In mid 1944, Eva had to ask to be relieved of her duties; her mother was ill.

“Momma died about two weeks after I went home, and soon after that, Boeing called and said they needed experienced, dependable people for a special project. They didn't tell us what it was, but it was the B-29, THAT plane, (The Enola Gay).”

“Of course, we knew nothing about its mission, but later, when we'd heard it had dropped the bomb, I remember saying, ‘Thank you God, send our boys home.' ”

Eva remembers that there were several hundred employees that worked on the B-29 Super Fortress. The plane was state-of-the-art. At 99 feet long, it was the largest bomber of the war, its wing span was nearly half the length of a football field, and weighted nearly 40 tons.

Eva, to hear has to cup a hand near her left ear; it is a result of ten years in the factory.

“I was 28 when Vernon , came got me out of there. But it was too late to save my hearing. Think of yourself working in a ball, and they were shooting rivets, on your left and right, below and above you.

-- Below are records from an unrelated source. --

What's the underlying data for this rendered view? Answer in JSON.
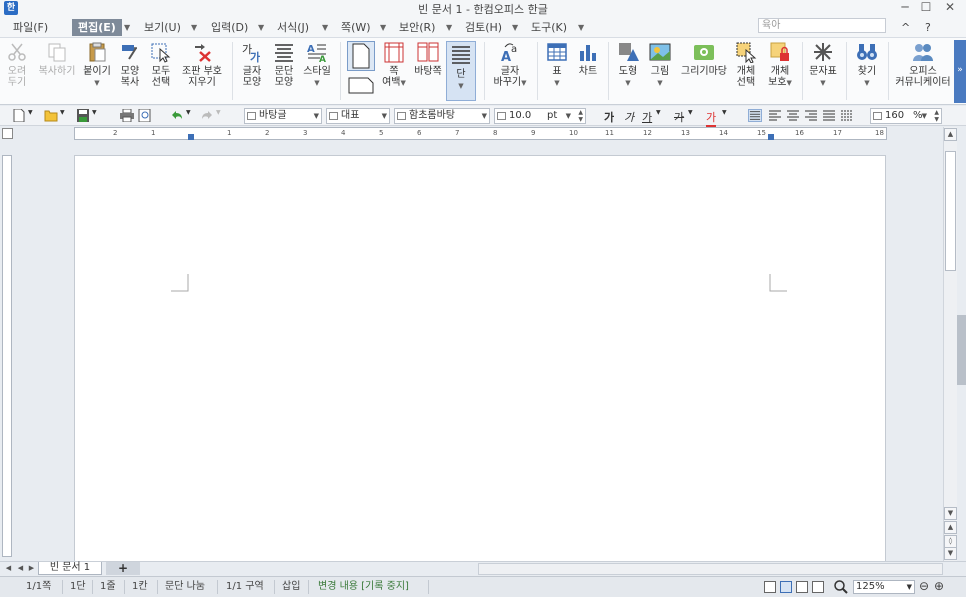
{
  "window": {
    "title": "빈 문서 1 - 한컴오피스 한글",
    "logo": "한",
    "minimize": "─",
    "maximize": "☐",
    "close": "✕"
  },
  "menu": {
    "items": [
      "파일(F)",
      "편집(E)",
      "보기(U)",
      "입력(D)",
      "서식(J)",
      "쪽(W)",
      "보안(R)",
      "검토(H)",
      "도구(K)"
    ],
    "active": "편집(E)",
    "help_placeholder": "육아",
    "ribbon_collapse": "^",
    "help": "?"
  },
  "ribbon": {
    "cut": "오려\n두기",
    "copy": "복사하기",
    "paste": "붙이기",
    "format_copy": "모양\n복사",
    "select_all": "모두\n선택",
    "clear_marks": "조판 부호\n지우기",
    "char_shape": "글자\n모양",
    "para_shape": "문단\n모양",
    "style": "스타일",
    "page_margin": "쪽\n여백",
    "background": "바탕쪽",
    "columns": "단",
    "replace_char": "글자\n바꾸기",
    "table": "표",
    "chart": "차트",
    "shape": "도형",
    "picture": "그림",
    "drawing_mart": "그리기마당",
    "object_select": "개체\n선택",
    "object_protect": "개체\n보호",
    "symbols": "문자표",
    "find": "찾기",
    "office_community": "오피스\n커뮤니케이터",
    "more": "»"
  },
  "toolbar2": {
    "style_combo": "바탕글",
    "lang_combo": "대표",
    "font_combo": "함초롬바탕",
    "font_size": "10.0",
    "font_unit": "pt",
    "bold": "가",
    "italic": "가",
    "underline": "가",
    "strike": "가",
    "color": "가",
    "zoom_value": "160",
    "zoom_unit": "%"
  },
  "ruler": {
    "numbers": [
      "2",
      "1",
      "1",
      "2",
      "3",
      "4",
      "5",
      "6",
      "7",
      "8",
      "9",
      "10",
      "11",
      "12",
      "13",
      "14",
      "15",
      "16",
      "17",
      "18"
    ]
  },
  "tabs": {
    "doc_tab": "빈 문서 1",
    "add_tab": "+"
  },
  "status": {
    "page": "1/1쪽",
    "column": "1단",
    "line": "1줄",
    "col_pos": "1칸",
    "paragraph": "문단 나눔",
    "section": "1/1 구역",
    "mode": "삽입",
    "track_changes": "변경 내용 [기록 중지]",
    "zoom": "125%",
    "zoom_out": "⊖",
    "zoom_in": "⊕",
    "track_color": "#3a7a3a"
  }
}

But you lose it, (your ability to hear), gradually.”

A chance meeting before the war would bring Eva from the factories of Boeing to the Plains of the Oklahoma Panhandle.

“I met Vernon before the war. My sister's family was out here for broomcorn harvest and I met him then.

We each had married, and he had a family, then in about 1948, when I was working on the 707, (The prototype of the 707 passenger jet), a friend came by and told me that an old boyfriend was in the hospital here. It was Vernon . We were married in Clayton, and our son Vernon junior was born in 1959, he's the Postmaster at Channing , Texas .

As for her wartime experiences, Eva is emphatic that though she realizes its necessity, she is against war, and wants nothing more than for our men and women in uniform to be home.

“I would've liked to have gotten a thank you from some of those boys who got to come home because of what I did. But I guess that's impossible,” Eva smiled.